P9. Beyond Headlines and Crises: Topics in Contemporary East Asia

Session: Session 2, 1:45-3:15 pm, Friday 9/29

Category: Individual Papers

Location: Excellence

Chair: James Coburn (University of Illinois Urbana-Champaign)

Paper Presenters: Nobuko Adachi, Reagan Gerry, David Kwok Kwan Tsoi

Abstract:

Social Aftershocks and Shifting Cultural Values Following the Fukushima, Japan, Earthquake, Tsunami, and Nuclear Disaster: A Thousand-year-old Samurai Ceremony Becomes a Tourist Horse Festival

Speaker: Nobuko Adachi
Role: Paper Presenter
Institution/Affiliation: Illinois State University
Abstract: On March 11, 2011, Fukushima experienced a tsunami, earthquake, and nuclear plant meltdown. While many studies have investigated the environmental and biological impact, the social and cultural effects have received less attention. I examine how a thousand-year-old samurai ceremony has been altered by the 3.11 disaster. Soma City has held its traditional Nomaoi cavalry ceremony for a millennium, and even four months after 3.11, they held a much-abbreviated ceremony in an effort to encourage both individual riders and the community to come together. Many of these participants lost relatives, homes, possessions, and horses. But today, in an effort to curtail former residents and young people from leaving the area due to supposed radiation contamination, the town leadership has rebranded this event as a nation-wide and international tourist attraction. Such initiatives often conflict with local residents, who feel they are suffering from a “secondary disaster” whereby they are losing their cultural heritage, and history in the face of rising capitalist forces—which the town leadership feel is necessary for rebuilding and reconstruction. I ethnographically examine the after-effects of this natural disaster and the human responses to it. I argue that while tourism is being used by some in Soma to bring national attention and notoriety to an area that still suffers from secondary aftereffects of the primary disaster, the tremendously strong tropes of tradition more often resonate with most people to foster the solidarity they had before 3.11.

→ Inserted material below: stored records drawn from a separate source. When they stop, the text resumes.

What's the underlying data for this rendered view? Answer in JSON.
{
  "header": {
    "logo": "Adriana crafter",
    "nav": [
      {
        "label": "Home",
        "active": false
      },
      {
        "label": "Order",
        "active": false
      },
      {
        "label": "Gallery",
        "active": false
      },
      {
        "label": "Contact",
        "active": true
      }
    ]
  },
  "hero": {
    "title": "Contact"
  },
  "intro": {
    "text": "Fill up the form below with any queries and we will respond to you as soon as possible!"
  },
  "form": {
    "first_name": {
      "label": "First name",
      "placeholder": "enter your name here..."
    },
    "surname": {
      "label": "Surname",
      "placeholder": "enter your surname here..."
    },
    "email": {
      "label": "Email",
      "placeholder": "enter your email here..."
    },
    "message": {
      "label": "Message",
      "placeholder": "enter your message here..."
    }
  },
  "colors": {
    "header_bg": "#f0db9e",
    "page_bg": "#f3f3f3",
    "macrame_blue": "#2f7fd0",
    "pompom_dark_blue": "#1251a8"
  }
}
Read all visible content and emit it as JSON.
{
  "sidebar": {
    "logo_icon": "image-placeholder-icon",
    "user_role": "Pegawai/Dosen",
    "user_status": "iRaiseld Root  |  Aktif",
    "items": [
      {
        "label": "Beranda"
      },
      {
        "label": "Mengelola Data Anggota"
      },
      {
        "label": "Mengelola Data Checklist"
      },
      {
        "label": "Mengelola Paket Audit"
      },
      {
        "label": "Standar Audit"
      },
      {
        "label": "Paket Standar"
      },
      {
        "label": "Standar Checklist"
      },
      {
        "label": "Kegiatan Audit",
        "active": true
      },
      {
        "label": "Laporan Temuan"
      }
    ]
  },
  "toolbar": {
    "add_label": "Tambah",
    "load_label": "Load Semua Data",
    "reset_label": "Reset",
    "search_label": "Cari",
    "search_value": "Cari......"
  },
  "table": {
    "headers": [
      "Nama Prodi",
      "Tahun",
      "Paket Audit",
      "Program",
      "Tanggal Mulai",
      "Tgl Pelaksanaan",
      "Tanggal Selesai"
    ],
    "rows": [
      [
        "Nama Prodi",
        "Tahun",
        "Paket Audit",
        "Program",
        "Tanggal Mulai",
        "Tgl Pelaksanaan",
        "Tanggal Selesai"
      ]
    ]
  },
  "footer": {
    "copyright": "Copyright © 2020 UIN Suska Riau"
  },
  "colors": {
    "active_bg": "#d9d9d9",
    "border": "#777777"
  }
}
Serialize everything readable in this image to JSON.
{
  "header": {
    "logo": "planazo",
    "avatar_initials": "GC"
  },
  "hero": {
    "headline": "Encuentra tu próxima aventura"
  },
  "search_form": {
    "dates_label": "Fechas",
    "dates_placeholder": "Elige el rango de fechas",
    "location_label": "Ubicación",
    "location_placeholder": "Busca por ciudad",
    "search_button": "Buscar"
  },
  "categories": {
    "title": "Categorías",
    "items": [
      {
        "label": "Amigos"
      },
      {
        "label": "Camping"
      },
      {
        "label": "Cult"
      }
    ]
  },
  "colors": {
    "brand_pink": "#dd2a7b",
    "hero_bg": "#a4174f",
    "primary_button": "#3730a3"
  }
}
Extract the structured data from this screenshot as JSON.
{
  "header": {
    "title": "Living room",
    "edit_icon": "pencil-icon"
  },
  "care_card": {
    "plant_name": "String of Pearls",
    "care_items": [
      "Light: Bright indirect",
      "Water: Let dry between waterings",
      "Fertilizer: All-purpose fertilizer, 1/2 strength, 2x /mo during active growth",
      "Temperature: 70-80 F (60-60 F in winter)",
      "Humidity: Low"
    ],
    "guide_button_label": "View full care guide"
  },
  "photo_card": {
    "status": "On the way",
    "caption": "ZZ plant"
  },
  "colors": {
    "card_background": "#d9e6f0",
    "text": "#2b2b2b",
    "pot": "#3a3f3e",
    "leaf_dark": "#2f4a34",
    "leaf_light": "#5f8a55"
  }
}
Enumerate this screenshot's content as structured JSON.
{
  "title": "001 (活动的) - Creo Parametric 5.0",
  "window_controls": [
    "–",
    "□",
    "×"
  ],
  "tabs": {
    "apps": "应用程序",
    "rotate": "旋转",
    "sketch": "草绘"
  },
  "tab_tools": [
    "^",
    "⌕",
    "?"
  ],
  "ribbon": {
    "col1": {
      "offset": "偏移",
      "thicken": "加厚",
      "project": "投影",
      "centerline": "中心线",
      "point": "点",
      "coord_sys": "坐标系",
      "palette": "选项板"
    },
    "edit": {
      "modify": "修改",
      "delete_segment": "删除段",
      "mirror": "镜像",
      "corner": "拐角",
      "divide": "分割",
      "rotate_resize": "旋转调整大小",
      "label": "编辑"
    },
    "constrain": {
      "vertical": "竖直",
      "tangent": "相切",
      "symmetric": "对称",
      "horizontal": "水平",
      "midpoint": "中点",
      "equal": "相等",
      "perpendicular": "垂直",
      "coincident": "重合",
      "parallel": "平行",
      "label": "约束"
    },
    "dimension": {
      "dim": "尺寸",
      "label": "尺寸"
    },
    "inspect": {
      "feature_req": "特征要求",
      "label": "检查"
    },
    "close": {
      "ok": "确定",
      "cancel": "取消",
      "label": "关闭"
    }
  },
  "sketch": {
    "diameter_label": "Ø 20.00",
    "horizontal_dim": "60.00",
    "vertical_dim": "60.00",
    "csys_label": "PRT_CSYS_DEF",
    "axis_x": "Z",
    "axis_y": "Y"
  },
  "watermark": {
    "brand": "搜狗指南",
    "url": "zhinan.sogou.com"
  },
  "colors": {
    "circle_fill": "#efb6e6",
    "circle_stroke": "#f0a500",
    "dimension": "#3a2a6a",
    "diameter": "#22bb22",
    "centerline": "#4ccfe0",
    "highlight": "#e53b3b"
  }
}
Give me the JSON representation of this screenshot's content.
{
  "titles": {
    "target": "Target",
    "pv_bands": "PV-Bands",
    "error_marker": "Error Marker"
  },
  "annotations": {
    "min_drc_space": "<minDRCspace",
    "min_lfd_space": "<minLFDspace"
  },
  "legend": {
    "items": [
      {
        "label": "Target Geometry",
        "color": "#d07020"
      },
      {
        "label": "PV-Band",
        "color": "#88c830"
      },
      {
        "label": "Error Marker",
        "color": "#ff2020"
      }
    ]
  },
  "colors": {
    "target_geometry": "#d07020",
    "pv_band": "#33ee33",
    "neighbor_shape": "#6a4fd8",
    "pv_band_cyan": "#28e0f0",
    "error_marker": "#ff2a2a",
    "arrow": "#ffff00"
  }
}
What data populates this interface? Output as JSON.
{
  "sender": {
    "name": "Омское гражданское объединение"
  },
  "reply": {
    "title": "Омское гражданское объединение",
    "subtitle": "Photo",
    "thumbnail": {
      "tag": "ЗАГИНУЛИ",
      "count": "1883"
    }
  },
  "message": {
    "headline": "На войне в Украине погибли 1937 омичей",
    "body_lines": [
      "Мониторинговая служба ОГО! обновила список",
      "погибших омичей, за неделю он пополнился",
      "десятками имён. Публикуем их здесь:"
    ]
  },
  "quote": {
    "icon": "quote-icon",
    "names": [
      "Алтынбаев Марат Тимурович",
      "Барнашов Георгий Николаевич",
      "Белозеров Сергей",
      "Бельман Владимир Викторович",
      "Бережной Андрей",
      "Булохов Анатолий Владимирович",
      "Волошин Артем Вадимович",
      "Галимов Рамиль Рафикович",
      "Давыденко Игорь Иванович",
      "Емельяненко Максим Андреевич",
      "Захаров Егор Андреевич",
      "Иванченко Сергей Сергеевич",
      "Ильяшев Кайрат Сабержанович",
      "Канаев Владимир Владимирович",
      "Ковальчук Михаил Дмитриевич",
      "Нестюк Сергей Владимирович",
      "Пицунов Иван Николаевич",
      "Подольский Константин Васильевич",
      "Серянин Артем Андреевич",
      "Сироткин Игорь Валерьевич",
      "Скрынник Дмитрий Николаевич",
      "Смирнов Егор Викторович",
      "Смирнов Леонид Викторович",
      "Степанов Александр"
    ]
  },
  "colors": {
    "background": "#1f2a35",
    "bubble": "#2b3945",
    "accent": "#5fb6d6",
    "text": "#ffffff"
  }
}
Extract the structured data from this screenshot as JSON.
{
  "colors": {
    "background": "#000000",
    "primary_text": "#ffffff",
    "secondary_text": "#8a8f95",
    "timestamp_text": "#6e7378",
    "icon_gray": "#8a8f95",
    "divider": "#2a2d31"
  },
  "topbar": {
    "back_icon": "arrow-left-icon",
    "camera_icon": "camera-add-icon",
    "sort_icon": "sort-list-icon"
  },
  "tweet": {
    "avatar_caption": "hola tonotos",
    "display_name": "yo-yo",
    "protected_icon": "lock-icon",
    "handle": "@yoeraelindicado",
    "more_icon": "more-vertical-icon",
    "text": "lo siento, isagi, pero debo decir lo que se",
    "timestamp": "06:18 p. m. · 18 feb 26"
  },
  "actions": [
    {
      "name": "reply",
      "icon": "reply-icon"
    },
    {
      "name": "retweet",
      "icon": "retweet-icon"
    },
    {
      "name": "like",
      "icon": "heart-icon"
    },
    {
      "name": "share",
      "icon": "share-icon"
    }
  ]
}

Changing Perceptions in Japanese Society: Gun Control in Japan

Speaker: Reagan Gerry
Role: Paper Presenter
Institution/Affiliation: Drake University
Abstract: Shock, anger, disbelief, the death of Former Prime Minister came as a shock to the world, none more surprised than Japan itself. Constrictive gun control and low violence rates have become part of the cultural identity in Japan. Often hailed in comparison to other countries for its strict gun control, the recent assassination of former Prime Minister Ashido Abe has sponsored renewed interest in Japanese gun control laws both in Japan and abroad. Some have hailed his death as proof of Japan’s success in policy, others cite it as proof of law ineffectiveness. This begs the question, how is gun control viewed in the Japanese social climate? Japanese society’s stance on gun control is in harmony with modern-day gun control laws, yet is there a historical precedent for this? In this paper, I argue that a history of strict gun control laws have resulted in Japanese society’s perception of guns.


Colonized Subjects in Multiple Hegemonies: The Case of Hong Kongers in the Aftermath of 2019-20 Anti-ELAB Social Movement

Speaker: David Kwok Kwan Tsoi
Role: Paper Presenter
Institution/Affiliation: Department of Anthropology, UIUC
Abstract: As the Chinese government has subjected Hong Kong to new and intense forms of political oppression and ideological mandate of nationalism—what Lee and Poon (2021) describe as “neo-colonialism,” what kinds of collectively mediated, bottom-up response have taken shape? In this paper, I argue for the significance of an emergent cultural imaginary of Hong Kong as a transnational space, inhabited by political subjects who strategically align with British coloniality. I examine the emigration patterns following the implementation of the National Security Law in June 2020, which is the state’s heavy-handed response to the tumultuous Anti-Extradition Bill Movement in 2019 and early 2020. Against the political instability, the mass out-migration of skilled labor, including relatively young, educated middle-class, and their children, to the former colonizer, the UK and other anglophone commonwealth countries poses a threat of brain drain to Hong Kong; more importantly, these migratory routes are built upon, reinstate, and possibly reshape former colonial relationships. My analysis draws on ethnographic research from 2021 to 2023 in Hong Kong, as well as textual and interactional data. By locating multiple co-existing post-Cold War colonial and imperial structures (Chen 2010) in Hong Kong, I propose the concept of “strategic coloniality” to capture a distinctive colonial-emancipatory nexus in which multiple hegemonies propel the oppressed to strategically mobilize coloniality as a form of resistance along the margins of China’s increasingly central position in a contemporary world order.